New Statistical Model Aims to Improve Intraoperative Pain Management
11/08/2024
Anesthesiologists face a critical challenge: balancing effective pain control during surgery with minimizing the risk of post-operative side effects from pain medications. A new study by researchers at MIT and Massachusetts General Hospital (MGH) has developed a set of statistical models to objectively measure pain perception—or nociception—during surgery, potentially transforming how anesthesiologists manage pain in real time. Published in Proceedings of the National Academy of Sciences, the study presents a promising advance toward real-time, personalized pain management during surgery.
The research team, led by Sandya Subramanian, PhD, analyzed data from over 18,000 minutes of surgery at MGH, including 49,878 nociceptive events, like incisions and cautery, in 101 abdominal surgeries. These models integrate data from five physiological sensors—measuring factors like heart rate and skin conductance—to track the body’s response to pain-inducing stimuli. By also incorporating drug administration details, the models can account for how pain medications affect nociception. Subramanian and her team developed multiple model versions, with a “random forest” model, which included drug information, performing the best. Unlike previous attempts that relied heavily on single metrics like heart rate variability, this multisensor approach enables a more comprehensive and accurate measure of nociception.

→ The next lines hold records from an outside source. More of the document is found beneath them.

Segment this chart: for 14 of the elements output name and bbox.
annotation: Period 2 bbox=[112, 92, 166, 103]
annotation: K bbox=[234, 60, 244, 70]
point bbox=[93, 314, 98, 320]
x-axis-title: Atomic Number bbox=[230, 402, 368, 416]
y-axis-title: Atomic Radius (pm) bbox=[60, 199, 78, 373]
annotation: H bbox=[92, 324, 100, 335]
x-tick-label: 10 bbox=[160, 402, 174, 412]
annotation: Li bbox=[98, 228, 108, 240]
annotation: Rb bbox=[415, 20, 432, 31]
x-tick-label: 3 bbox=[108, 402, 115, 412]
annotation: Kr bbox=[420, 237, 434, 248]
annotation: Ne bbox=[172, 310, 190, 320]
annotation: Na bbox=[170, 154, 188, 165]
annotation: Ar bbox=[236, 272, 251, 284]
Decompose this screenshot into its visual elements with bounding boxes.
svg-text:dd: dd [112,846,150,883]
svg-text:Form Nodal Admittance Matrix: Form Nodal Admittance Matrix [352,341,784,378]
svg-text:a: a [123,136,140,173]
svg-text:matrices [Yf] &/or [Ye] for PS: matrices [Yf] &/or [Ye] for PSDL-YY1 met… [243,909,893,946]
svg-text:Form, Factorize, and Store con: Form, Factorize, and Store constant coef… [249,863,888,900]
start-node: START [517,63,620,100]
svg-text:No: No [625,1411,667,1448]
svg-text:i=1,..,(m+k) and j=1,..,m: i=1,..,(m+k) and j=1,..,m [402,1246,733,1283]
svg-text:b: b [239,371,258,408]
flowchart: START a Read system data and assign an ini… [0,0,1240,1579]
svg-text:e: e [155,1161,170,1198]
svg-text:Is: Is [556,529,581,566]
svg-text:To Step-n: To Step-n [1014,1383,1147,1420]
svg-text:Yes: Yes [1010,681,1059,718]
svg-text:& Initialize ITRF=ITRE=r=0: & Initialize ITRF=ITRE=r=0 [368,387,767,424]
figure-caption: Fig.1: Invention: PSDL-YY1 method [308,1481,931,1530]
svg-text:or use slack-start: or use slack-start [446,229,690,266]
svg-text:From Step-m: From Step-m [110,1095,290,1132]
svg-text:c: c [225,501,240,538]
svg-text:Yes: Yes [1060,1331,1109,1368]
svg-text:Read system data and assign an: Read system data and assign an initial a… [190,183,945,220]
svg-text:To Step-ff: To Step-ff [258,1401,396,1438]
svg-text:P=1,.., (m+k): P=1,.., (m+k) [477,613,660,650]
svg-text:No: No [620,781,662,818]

The study's findings are significant, as they represent the first models validated using actual surgical data, offering anesthesiologists a potentially reliable and objective tool to guide pain management. Currently, anesthesiologists rely on intuition and experience to decide on pain drug dosing. The new models aim to reduce guesswork by providing objective data on the body’s pain response, allowing anesthesiologists to tailor dosing more precisely. Accurate dosing could lower the incidence of side effects, such as nausea or delirium, while still ensuring patients receive adequate pain relief.
Looking ahead, the team’s goal is to make this technology practical for real-time use in the operating room. Future development could allow the models to inform “closed-loop” systems that automatically adjust drug dosages under the anesthesiologist's supervision, further enhancing precision and safety in pain management. Additionally, this approach holds promise for broader applications, including intensive care settings where precise pain management remains a challenge.
This study marks an essential step toward more personalized, objective approaches to managing surgical pain, potentially improving patient outcomes and setting a new standard for intraoperative care. The next phase of the research will focus on refining the model’s real-time capabilities, with the hope that it will soon be a vital tool for anesthesiologists and intensivists alike.